In other words, we are equals; equal in the ferocity of our support for the Ukrainian people. “We have lived through important moments in our domestic and international politics,” he said. “But none of those experiences compares to the pain and suffering of the people of Ukraine. Does the prime minister agree with me that right across this House it is vital that we all continue to stand together in full support of Ukraine?”

It turned out that Sunak did agree with him – and he also agreed with him in expressing condolences to all those affected by the earthquake in Turkey and Syria, which he, the prime minister, had omitted to do.
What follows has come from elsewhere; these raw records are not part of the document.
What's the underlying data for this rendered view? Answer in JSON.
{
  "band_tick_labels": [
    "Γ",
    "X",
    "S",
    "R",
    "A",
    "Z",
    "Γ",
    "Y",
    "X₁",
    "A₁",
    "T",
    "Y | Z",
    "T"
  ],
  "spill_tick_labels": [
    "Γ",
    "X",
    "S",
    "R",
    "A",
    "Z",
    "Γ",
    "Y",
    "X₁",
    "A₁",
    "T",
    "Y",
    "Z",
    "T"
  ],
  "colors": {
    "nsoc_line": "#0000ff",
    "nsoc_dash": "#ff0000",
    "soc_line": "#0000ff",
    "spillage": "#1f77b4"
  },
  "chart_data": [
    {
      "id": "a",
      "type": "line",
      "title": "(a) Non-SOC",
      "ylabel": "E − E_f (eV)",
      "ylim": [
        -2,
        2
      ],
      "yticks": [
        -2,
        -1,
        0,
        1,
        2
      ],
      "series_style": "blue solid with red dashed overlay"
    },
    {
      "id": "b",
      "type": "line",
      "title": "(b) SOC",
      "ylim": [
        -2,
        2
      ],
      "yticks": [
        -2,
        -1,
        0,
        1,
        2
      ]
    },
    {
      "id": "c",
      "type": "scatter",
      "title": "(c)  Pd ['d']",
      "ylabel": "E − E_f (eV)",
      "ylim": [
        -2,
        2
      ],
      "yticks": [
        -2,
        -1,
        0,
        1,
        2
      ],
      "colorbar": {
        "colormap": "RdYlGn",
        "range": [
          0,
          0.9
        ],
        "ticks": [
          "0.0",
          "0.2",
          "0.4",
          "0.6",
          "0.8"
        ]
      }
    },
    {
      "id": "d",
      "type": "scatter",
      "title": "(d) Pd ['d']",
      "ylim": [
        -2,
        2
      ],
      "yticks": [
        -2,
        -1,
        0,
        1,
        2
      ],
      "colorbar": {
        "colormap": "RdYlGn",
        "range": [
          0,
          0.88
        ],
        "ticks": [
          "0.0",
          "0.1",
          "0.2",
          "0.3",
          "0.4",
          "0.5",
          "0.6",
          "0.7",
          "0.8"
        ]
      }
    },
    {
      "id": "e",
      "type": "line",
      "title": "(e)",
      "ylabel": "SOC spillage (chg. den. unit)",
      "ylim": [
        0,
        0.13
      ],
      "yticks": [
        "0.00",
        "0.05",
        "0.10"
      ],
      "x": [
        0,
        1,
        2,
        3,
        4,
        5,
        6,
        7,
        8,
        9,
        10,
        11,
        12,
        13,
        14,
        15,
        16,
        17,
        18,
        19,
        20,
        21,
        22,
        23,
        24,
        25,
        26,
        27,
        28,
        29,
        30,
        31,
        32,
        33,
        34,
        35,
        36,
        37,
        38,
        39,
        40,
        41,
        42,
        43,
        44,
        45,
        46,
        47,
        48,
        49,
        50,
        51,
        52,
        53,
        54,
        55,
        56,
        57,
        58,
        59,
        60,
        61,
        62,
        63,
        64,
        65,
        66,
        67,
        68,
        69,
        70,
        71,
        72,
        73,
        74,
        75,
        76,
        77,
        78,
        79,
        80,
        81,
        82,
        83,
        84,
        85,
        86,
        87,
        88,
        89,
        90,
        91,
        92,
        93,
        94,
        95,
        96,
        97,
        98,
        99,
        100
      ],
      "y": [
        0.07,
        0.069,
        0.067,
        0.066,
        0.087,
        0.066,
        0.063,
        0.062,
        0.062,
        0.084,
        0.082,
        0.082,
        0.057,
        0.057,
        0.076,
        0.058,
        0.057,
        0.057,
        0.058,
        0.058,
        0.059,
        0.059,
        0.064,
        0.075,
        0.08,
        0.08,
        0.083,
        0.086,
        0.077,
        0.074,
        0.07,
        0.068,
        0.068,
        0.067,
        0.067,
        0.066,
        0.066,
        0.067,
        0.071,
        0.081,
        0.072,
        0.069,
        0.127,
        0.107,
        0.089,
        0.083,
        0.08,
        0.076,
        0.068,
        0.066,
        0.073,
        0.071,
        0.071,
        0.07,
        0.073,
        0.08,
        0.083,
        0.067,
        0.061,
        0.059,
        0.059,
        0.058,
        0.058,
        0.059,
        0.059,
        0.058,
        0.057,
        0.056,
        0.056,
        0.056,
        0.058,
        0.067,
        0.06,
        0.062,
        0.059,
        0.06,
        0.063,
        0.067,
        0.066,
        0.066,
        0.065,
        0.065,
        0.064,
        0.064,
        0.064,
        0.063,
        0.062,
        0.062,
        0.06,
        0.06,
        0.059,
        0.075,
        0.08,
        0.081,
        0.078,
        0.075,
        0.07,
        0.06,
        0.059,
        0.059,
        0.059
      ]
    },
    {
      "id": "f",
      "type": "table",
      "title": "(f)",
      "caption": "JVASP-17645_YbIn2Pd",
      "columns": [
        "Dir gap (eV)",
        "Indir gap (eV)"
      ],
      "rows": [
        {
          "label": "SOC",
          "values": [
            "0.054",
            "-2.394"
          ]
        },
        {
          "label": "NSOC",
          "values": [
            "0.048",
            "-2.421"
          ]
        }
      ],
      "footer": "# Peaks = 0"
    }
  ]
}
Starmer devoted all six of his questions to variations of his first. He said that before he served in parliament he had helped bring cases to the Hague on behalf of victims of Serbian aggression, and urged Sunak to ensure that war crimes committed by Vladimir Putin’s forces are prosecuted there. The prime minister said he was hopeful that there would be International Criminal Court indictments soon.

It was only in his sixth question that Starmer allowed a note of political contention to enter his words. Except that he was not disagreeing with the Conservative government, but with Labour’s recent past.
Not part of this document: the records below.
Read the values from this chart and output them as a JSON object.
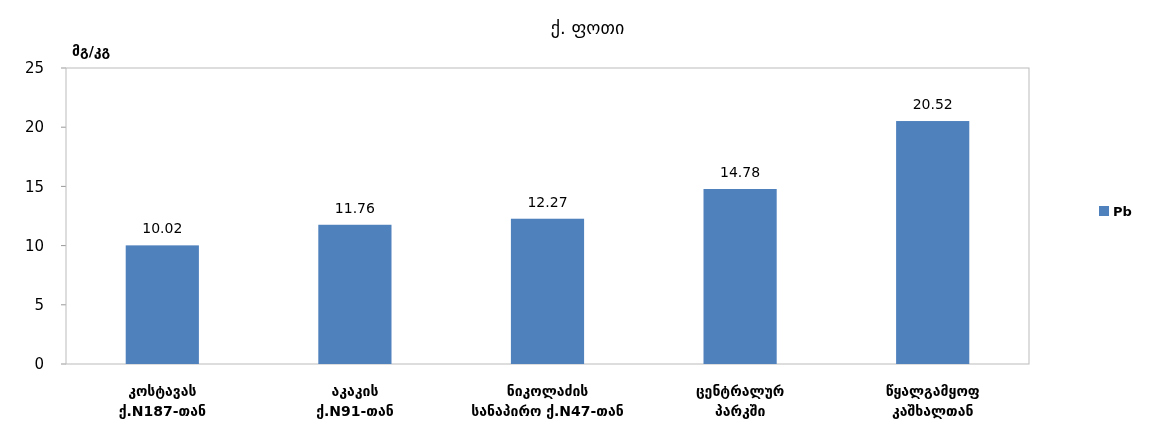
{
  "chart_data": {
    "type": "bar",
    "title": "ქ. ფოთი",
    "ylabel": "მგ/კგ",
    "categories": [
      "კოსტავას ქ.N187-თან",
      "აკაკის ქ.N91-თან",
      "ნიკოლაძის სანაპირო ქ.N47-თან",
      "ცენტრალურ პარკში",
      "წყალგამყოფ კაშხალთან"
    ],
    "series": [
      {
        "name": "Pb",
        "color": "#4f81bd",
        "values": [
          10.02,
          11.76,
          12.27,
          14.78,
          20.52
        ]
      }
    ],
    "ylim": [
      0,
      25
    ],
    "yticks": [
      0,
      5,
      10,
      15,
      20,
      25
    ],
    "data_labels": true,
    "legend": "right"
  }
}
“As a country we have always been at our best when we stand up to tyrannical dictators threatening their neighbours and peace on our continent,” Starmer said. “That’s why the Labour Party helped found Nato and why our commitment to Nato is as unshakeable today as it was back then.”

There was a murmur of recognition in the chamber as MPs on both sides realised that he was attacking his predecessor as leader of the opposition, Jeremy Corbyn. Corbyn disagreed with Nato standing up to Slobodan Milosevic, the tyrannical dictator who threatened his neighbours in Kosovo “and peace on our continent” in 1999. He regarded and still regards Nato as an imperialist alliance, and he blames Nato expansion for stoking the tension that led in his view to Putin’s invasion of Ukraine.

But here was Starmer praising Ernest Bevin, Labour’s post-war foreign secretary, as one of the “giants” who founded Nato. Here was Starmer, claiming that Labour’s commitment to Nato was as unshakeable now as it was then, which rather drew attention to the recent five-year period when it was very much shakeable.

“Does the prime minister agree with me that, whatever differences we may have, no matter what difficulties we face as a country, we in this House have a duty to stand on the shoulders of giants who came before us to support Ukraine’s fight for freedom, liberty and victory?” Starmer asked.

It was a multilayered question. One of the differences that Starmer and Sunak have had is that the prime minister has often accused his opposite number of working to elect Corbyn as leader of the country. Nobody’s interested in that, say Labour people. Just goes to show how desperate the Tories are if that is all they can come up with.

Except that today Starmer admitted that it is an important point, and that Sunak is entirely justified in raising it. The Labour leader’s commitment to Nato is so unshakeable that he was prepared to trade it for a ministerial limo little more than three years ago.

Or, more calculatedly, Starmer was prepared to make the compromises needed to ensure that the Bevinite tradition of Labour history survived in cryogenic suspension, ready to take over when the Corbynite spasm had passed. But that isn’t an argument that Starmer can make in public either.

Steve Bray, the anti-Brexit protester and former Lib Dem candidate, played “Things Can Only Get Better” on his sound system on a traffic island in Parliament Square during President Zelensky’s speech in Westminster Hall. No, I couldn’t make sense of it, either. But it did feel like a reminder that a Labour Party that stands up to tyranny – by force, if necessary – is back.